VALERIA GUERRA-GARCIA
Bio
Valeria is an artist who primarily works in oil painting. Her practice addresses themes of devotion and sacrifice, with a particular interest in the ways violence is disguised through opulence.
Influenced by her Catholic upbringing in Lima, her figurative paintings explore the tension between ritual and violence.
Her most recent work draws on the figure of the matador and the tradition of bullfighting, using the corrida as a space where ritualized violence is celebrated for its masculinity.
By focusing on ornamentation and the adorned body, Guerra-Garcia examines how visual excess transforms acts of violence into objects of reverence.
Statement
My practice explores devotion and sacrifice through the ways violence is transformed by aesthetic excess into something that can be revered. I am interested in how belief systems shape the body, and how surrender is recast as reverence, raising questions about where the boundary between love and violence is drawn.

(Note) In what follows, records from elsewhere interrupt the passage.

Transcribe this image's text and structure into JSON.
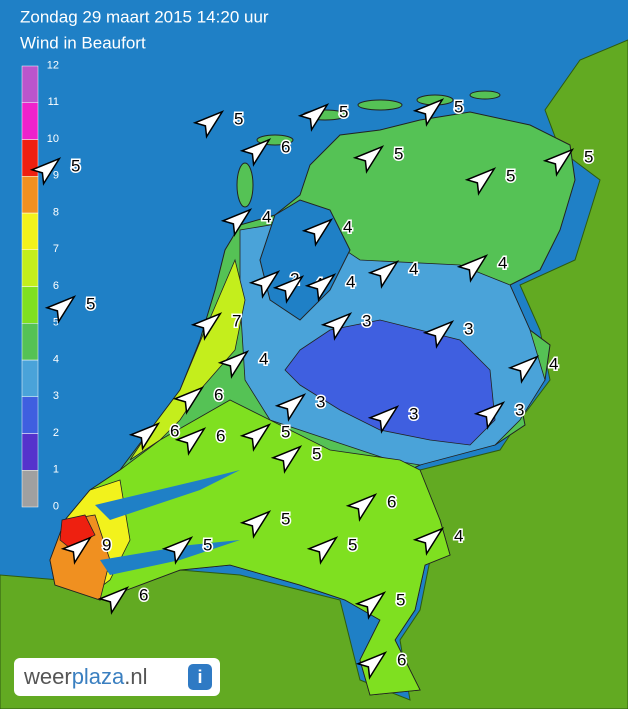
{
  "header": {
    "title": "Zondag 29 maart 2015 14:20 uur",
    "subtitle": "Wind in Beaufort"
  },
  "legend": {
    "ticks": [
      0,
      1,
      2,
      3,
      4,
      5,
      6,
      7,
      8,
      9,
      10,
      11,
      12
    ],
    "colors": [
      "#a0a0a0",
      "#5533cc",
      "#3f5fe0",
      "#4aa3d9",
      "#55c255",
      "#7fe020",
      "#c4ee1c",
      "#f2f21c",
      "#f09020",
      "#ee2010",
      "#ee22cc",
      "#bb55cc"
    ]
  },
  "stations": [
    {
      "value": 5
    },
    {
      "value": 5
    },
    {
      "value": 5
    },
    {
      "value": 6
    },
    {
      "value": 5
    },
    {
      "value": 5
    },
    {
      "value": 5
    },
    {
      "value": 5
    },
    {
      "value": 4
    },
    {
      "value": 4
    },
    {
      "value": 4
    },
    {
      "value": 4
    },
    {
      "value": 5
    },
    {
      "value": 7
    },
    {
      "value": 2
    },
    {
      "value": 4
    },
    {
      "value": 4
    },
    {
      "value": 3
    },
    {
      "value": 3
    },
    {
      "value": 4
    },
    {
      "value": 4
    },
    {
      "value": 6
    },
    {
      "value": 3
    },
    {
      "value": 3
    },
    {
      "value": 3
    },
    {
      "value": 6
    },
    {
      "value": 6
    },
    {
      "value": 5
    },
    {
      "value": 5
    },
    {
      "value": 6
    },
    {
      "value": 4
    },
    {
      "value": 5
    },
    {
      "value": 9
    },
    {
      "value": 5
    },
    {
      "value": 5
    },
    {
      "value": 6
    },
    {
      "value": 5
    },
    {
      "value": 6
    }
  ],
  "logo": {
    "part1": "weer",
    "part2": "plaza",
    "part3": ".nl",
    "icon": "i"
  }
}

Through painting, I examine femininity and masculinity as ritualized roles. The feminine body appears absorbed in acts of surrender, while masculinity is constructed through adornment and control, presenting violence as disciplined and worthy of celebration. In both cases, the body is positioned for consumption, functioning as an object or instrument of devotion.
By focusing on costume, ornamentation, and the staging of the figure, my work considers how visual excess conceals harm and allows violence to be digestible and desirable.